Но звонил директор завода.

— Данилыч, спал небось? — весело спросил он. — Так я и думал. Три раза номер твой набирал и все без толку. Надо думать, просидел вчера на своем пне до полуночи?.. И сын не приходил? Так я и знал... Придет сегодня — не беспокойся. Только ты с ним без дубины и прочего поговори. Ладно? Спокойно, рассудительно... Вчера я случайно с ним встретился, а раз встретился, то и поговорил: сдается мне — все здесь сложнее, чем я думал...

Андрей Данилович кашлянул в трубку и недовольно сказал:

— Какие здесь могут быть сложности?

— Могут, могут... Он сам тебе, наверное, все скажет. А ты вот что: если у тебя настроение завтра порыбачить появится, то позвони вечером мне — я утром за тобой заеду. Ну как?

— Посмотрим, — уклончиво ответил Андрей Данилович.

— Давай смотри, — сказал директор и повесил трубку.

Чудеса какие-то, честное слово, подумалось Андрею Даниловичу. Сложности какие-то придумали... На директора это было совсем непохоже: в таких случаях он бывал прям и резок: или — или... Что-то тут, ей-ей, не так.

Стоило Андрею Даниловичу подумать о сыне, как мысли снова сделали крутой виток в прошлое...

Гостей тогда ждали к обеду, и теща, проснувшись чуть свет, захлопала на кухне крышками кастрюль — проверяла, взошло ли тесто. Поднялся и Андрей Данилович, умылся, сжевал, не садясь за стол, бутерброд с оставшейся от ужина котлетой и выпил стакан холодного чаю.

Теща потыкала пальцем в таз с выпиравшей квашней, и тесто резиново потянулось за ее пальцем.

— Достань, пожалуйста, из погреба яблоки и варенье, — попросила она.

У порога Андрей Данилович скинул мягкие домашние тапки и сунул ноги в старые калоши.

Сквозь небольшое окошко в сени сочился блекло-сиреневый свет, и все здесь отсвечивало голубизной: оштукатуренные стены, старый стол с прикрученными слесарными тисками, деревянный ларь для муки и крупы и даже разобранный велосипед сына.

Андрей Данилович вышел на крыльцо. От дверного хлопка в курятнике вскинулся петух и хрипло закричал: «Ку-ка-ре-ку!» — сразу с шеста запрыгали куры, заклохтали, замахали крыльями, вздымая в воздух пух и перья, словно в курятнике включили мощный вентилятор.
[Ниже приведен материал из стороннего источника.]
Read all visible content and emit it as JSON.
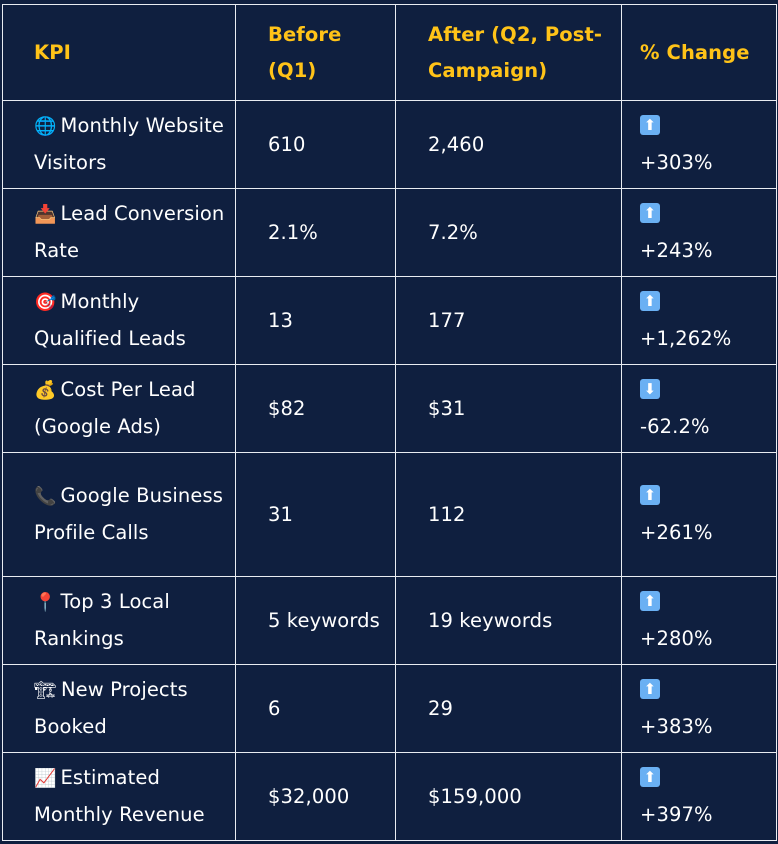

Под крышей завозились воробьи. Один, точно сорвавшись спросонок, мелькнул серым комочком мимо лица Андрея Даниловича, но у земли расправил крылья и по-утреннему легко взлетел ввысь, остальные восторженно загалдели вслед, зачирикали.

Воробей вернулся и сел, выпячивая грудку, на забор.

Андрей Данилович засмеялся, махнул в его сторону рукой и щелкнул пальцем:

— Загордился?

Воробей покосился на него и боком-боком заскакал по деревянным зубцам забора.

Весело стало от этой забавной кутерьмы. Отстранив тяжелую ветку груши, уже тогда с наметившимся на стволе дуплом, он вошел в тень сада и скоро забыл о теще, о том, зачем вышел из дома: и все кружил и кружил по саду, отстраняя ветки, низко наклоняясь под ними, ступая по свежей, нежной, мягкой траве. Но постепенно Андрей Данилович стал хмуриться, мрачнеть: хоть и вольно дышалось ему под деревьями и свежесть воздуха разгоняла по телу кровь, но уже и тогда, в тот далекий год, он все чаще замечал запущенность сада, появлявшуюся в нем диковатость. Груша-то ладно, бог с ней, пусть растет, дает тень и покой, пускай отдыхают под ней гости, но разрослись и яблони, сцепляются кронами, а кусты малины, крыжовника и смородины возле забора переплелись так, что думалось — если упасть на кустарник сверху, то не провалишься, а будешь лежать на нем, как на пружинном матраце. Он остановился под яблоней и остро глянул по сторонам, примечая не только запущенность сада, но и другие недостатки, ущербины в своем хозяйстве: темные доски в заборе, щели, посеревший, затоптанный в землю песок на дорожке у дома, ржавые сбитые обручи на бочке под водосточной трубой, отставшие доски на крыше сарая; в ладонях появился жар, и стало досадно, что приходят гости, а то взял бы топор и лопату и поработал бы до позднего вечера, да так, чтобы после работы выжать рубашку.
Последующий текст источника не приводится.